We’ll start this discussion armed with the previous empirical data we collected in our last use case while baselining the performance of Ixia’s IxLoad Virtual Edition (VE) Layer 7 application performance test tool in the Amazon Web Services (AWS) public cloud. We selected a c4.4xlarge for the Ixia Virtual Test Appliance (VMone) to generate our real-world client HTTP and HTTPs traffic emulation against a web server deployed on AWS.  This will give us flexibility to spin up one or more VMones to generate the level of client traffic we need to push the performance threshold for our target web server and its workload. The c4.4xlarge is a useful balance between low cost to operate in the cloud and multiple Gbps of traffic for generating application performance traffic testing.

Our goal with this exercise was to understand how we could use IxLoad to obtain the key application performance metrics of connections per second (CPS), concurrent connections (CC), and throughput for a web server deployed using different AWS instance types. We generated a table of measurements to enable data-driven decisions about the number of web server instances we might need and the aggregate cost tradeoffs between picking many smaller instances and scaling horizontally versus fewer larger instance types (scaling vertically). To start, we needed to understand how a single instance performs for a variety of sizes.

Understanding how web servers perform on different instance types

We decided to first compare instances in the T2 family. This instance family is interesting because it is low cost and targeted at general-purpose computing. A t2.micro instance is how a lot of us get started with the AWS Free Tier when learning with our first “Hello World” exercises. The T2 family is typically rated in the “Low” to “Moderate” performance tier by Amazon. What’s even more interesting though about this particular instance family, is that these instances do have the ability to temporarily burst their performance above their rating based on utilizing CPU credits. 

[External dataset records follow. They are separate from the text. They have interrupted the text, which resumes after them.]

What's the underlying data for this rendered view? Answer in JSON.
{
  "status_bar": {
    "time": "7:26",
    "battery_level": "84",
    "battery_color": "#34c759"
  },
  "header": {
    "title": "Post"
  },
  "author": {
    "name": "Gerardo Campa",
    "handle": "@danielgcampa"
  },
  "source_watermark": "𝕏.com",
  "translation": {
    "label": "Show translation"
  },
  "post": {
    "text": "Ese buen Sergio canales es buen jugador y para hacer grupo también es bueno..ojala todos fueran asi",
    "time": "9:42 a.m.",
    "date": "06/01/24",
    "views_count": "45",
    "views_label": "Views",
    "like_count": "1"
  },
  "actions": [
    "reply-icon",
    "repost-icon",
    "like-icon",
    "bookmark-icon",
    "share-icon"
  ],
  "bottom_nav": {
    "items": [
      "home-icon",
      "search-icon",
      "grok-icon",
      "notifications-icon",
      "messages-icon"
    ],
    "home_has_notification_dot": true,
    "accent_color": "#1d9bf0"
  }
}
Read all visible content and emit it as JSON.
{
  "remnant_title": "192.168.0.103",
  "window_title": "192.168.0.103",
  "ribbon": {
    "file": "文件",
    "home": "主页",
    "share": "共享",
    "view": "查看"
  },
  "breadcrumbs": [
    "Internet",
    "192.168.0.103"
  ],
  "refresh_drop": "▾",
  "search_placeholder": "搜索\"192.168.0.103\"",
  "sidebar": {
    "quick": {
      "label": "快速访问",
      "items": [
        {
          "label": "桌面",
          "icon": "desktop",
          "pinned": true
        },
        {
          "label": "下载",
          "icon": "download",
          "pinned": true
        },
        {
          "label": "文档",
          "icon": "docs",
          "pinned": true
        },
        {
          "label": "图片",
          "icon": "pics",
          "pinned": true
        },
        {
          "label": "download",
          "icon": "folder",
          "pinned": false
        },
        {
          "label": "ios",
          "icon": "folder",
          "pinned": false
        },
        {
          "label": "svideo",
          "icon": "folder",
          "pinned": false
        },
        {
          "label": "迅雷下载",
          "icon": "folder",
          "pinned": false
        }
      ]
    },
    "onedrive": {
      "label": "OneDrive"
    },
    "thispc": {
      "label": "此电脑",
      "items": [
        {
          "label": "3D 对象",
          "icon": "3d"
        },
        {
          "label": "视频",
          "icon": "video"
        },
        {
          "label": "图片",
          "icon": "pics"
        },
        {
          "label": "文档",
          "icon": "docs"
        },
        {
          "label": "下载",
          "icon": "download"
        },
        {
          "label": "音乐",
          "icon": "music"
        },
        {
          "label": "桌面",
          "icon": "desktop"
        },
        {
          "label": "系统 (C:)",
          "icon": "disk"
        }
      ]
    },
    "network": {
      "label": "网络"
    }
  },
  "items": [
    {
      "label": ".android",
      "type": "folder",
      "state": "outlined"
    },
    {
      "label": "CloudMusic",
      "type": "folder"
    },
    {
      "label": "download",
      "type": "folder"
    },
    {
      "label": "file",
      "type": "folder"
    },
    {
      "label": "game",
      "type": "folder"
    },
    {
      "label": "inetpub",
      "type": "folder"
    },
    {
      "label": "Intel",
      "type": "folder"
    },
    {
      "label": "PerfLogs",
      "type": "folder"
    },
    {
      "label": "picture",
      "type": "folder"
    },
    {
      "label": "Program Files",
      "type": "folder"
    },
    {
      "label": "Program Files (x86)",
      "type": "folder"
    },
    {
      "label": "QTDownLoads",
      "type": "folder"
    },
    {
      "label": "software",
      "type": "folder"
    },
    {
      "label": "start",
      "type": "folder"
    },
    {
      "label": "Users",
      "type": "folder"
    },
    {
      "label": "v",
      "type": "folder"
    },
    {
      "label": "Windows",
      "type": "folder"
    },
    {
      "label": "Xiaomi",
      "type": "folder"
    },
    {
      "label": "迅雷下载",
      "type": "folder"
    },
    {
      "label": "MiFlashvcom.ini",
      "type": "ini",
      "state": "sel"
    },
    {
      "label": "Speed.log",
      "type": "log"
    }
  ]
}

When collecting our data, we wanted to use IxLoad to run repeated and longer-duration tests so we could not only observe the burst behaviors but also associate some numbers with the notation that these instances have a “consistent baseline performance”. Essentially, it is helpful to understand what our steady-state behavior for these instance types might look like when subjected to a sustained workload so we understand what the floor looks like in our everyday performance. To flexibly change between instance types while maintaining consistency in the web server configuration, we used AWS CloudFormation templates to automate the deployment of a single web server device under test (DUT).

1

Table 1. IxLoad 8.50 HTTPS client metrics against AWS T2 family web server instances

For this test series, we only needed a single VMone virtual test appliance as the steady-state performance was observed to be under 1Gbps. We found the steady-state performance of the t2.xlarge, which is rated as “Moderate” and is the largest in the family, to clock in around 820 Mbps for example. Again, in cases where the CPU has credits that can be utilized, this instance type is capable of higher throughput levels.  Still this gives us a quick table by which to compare when horizontal scaling may be a better fit versus vertical scaling when we go to increase the number of instances in future test series. While the increase in steady-state throughput is significant between t2.large and t2.xlarge, the increase again to t2.2xlarge may not be worth the additional roughly doubling in cost per hour for the majority of cases, especially when we know the CPU can burst to handle transient periods of higher activity than we typically expect.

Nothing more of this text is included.